Rather, quality, fertility, utility, geographical condition and overall potential for development of disputed land was certainly better than land acquired through award being Paper No.21C/1. Since disputed land is part of Bainpur Mustkil's land, some part of which was acquired through award being Paper No.21C/1, it also leads to an inference that both lands were situated at a little distance from each other; which means both the mandatory conditions are found to be entirely present in this case, thereby making 21C/1 a basis for determining compensation. In reference to other objections of the opposite parties that in this acquisition, award dated 18.06.1991 took place much after notification u/s 4 dated 21.10.1988, it will be sufficient to say here that award dated 18.06.1991 has been rendered solely on the basis of sale deed executed on 09.08.1988. Hence, I am satisfied and of opinion that award dated 18.06.1991 (Paper No.21C/1) provides proper guidelines, materials and evidence to this court for determining compensation in present context." (English translation by Court) 35. Having said so, Reference Court still has allowed 10% deduction.
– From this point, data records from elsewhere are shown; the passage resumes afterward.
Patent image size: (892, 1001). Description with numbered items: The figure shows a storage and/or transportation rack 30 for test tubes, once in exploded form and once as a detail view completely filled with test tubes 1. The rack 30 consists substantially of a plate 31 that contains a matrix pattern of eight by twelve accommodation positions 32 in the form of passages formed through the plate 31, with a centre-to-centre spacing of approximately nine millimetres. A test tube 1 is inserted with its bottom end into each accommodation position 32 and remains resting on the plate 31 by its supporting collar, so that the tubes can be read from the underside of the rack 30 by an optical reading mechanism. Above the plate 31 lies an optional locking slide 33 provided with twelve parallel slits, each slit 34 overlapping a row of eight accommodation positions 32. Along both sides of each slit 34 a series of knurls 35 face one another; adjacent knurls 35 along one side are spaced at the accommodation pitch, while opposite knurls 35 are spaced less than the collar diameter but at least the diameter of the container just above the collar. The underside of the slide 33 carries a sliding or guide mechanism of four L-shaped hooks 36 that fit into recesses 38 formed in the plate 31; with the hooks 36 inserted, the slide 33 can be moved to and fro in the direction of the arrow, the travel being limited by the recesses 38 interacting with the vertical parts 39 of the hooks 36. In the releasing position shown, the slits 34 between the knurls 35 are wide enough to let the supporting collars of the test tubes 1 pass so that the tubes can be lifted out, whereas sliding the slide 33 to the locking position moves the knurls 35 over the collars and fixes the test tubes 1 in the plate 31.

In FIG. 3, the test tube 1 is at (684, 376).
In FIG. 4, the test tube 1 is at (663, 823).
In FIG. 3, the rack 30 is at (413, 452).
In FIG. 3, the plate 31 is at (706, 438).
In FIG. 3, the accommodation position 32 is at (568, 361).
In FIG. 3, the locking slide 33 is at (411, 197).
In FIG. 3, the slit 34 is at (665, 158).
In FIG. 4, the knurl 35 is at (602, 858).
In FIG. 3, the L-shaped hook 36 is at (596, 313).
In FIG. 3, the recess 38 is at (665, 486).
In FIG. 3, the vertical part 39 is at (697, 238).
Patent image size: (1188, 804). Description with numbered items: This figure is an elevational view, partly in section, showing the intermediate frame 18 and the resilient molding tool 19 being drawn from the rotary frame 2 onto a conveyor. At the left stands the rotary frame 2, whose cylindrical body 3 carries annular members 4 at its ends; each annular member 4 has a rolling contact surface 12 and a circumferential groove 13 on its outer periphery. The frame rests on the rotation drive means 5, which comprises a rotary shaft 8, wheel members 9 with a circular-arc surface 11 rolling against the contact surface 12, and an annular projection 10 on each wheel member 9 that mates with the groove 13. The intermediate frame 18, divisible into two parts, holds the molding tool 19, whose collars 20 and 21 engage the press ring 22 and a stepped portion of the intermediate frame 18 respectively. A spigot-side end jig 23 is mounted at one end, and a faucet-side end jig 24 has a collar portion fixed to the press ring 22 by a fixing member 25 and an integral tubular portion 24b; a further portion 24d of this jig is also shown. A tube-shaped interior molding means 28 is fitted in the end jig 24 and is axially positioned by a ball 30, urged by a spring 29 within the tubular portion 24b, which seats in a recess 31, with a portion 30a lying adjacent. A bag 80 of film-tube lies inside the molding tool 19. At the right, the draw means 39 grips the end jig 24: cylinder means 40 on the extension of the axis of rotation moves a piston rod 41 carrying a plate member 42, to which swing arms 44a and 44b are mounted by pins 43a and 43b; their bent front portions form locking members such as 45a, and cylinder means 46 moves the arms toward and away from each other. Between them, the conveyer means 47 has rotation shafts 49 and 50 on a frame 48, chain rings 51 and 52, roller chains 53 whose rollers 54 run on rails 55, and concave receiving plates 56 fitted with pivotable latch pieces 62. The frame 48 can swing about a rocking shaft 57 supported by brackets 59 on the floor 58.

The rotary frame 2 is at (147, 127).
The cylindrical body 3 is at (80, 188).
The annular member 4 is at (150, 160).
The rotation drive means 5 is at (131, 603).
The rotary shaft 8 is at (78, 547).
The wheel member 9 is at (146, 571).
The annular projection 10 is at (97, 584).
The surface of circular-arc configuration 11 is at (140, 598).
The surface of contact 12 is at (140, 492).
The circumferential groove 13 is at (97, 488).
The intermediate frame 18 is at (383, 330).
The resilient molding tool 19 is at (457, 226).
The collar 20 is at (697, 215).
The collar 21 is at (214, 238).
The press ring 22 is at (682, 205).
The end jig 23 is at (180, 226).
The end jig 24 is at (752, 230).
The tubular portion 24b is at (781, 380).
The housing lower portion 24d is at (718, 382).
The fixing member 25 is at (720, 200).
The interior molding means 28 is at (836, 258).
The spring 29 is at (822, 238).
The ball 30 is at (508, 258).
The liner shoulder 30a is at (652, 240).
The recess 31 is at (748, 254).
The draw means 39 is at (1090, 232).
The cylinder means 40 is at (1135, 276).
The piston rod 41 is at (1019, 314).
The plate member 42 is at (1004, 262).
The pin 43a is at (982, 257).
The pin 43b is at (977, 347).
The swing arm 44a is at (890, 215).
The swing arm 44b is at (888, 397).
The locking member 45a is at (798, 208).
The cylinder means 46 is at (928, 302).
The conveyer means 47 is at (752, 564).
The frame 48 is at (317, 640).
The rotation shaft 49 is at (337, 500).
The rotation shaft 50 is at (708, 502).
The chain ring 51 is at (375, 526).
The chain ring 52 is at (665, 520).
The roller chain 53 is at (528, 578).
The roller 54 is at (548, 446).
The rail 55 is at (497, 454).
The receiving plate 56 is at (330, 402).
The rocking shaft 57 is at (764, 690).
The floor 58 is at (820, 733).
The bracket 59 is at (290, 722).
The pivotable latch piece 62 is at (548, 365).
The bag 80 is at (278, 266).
Rate under award dated 18.6.1991 comes to Rs. 63.35/per square yard, which then stood reduced to Rs. 57.35/per square yard. Court, thereafter, awarded compensation at the rate of Rs. 1,56,000/- per bigha. 36. Despite repeated query, learned counsel for appellant could not show as to what errors have been committed by Court below in relying on aforesaid award and, that too, after allowing substantial deduction of 10% by Reference Court. Therefore, in our view, Reference Court has already expressed a considered view in favour of appellant and, hence, no further deduction or reduction to the market rate, determined by Reference Court is permissible by this Court. 37. All aforesaid questions, therefore, are answered against appellant. 38. No other point has been argued. 39. Appeal lacks merit. 40. Dismissed with costs. Appeal dismissed.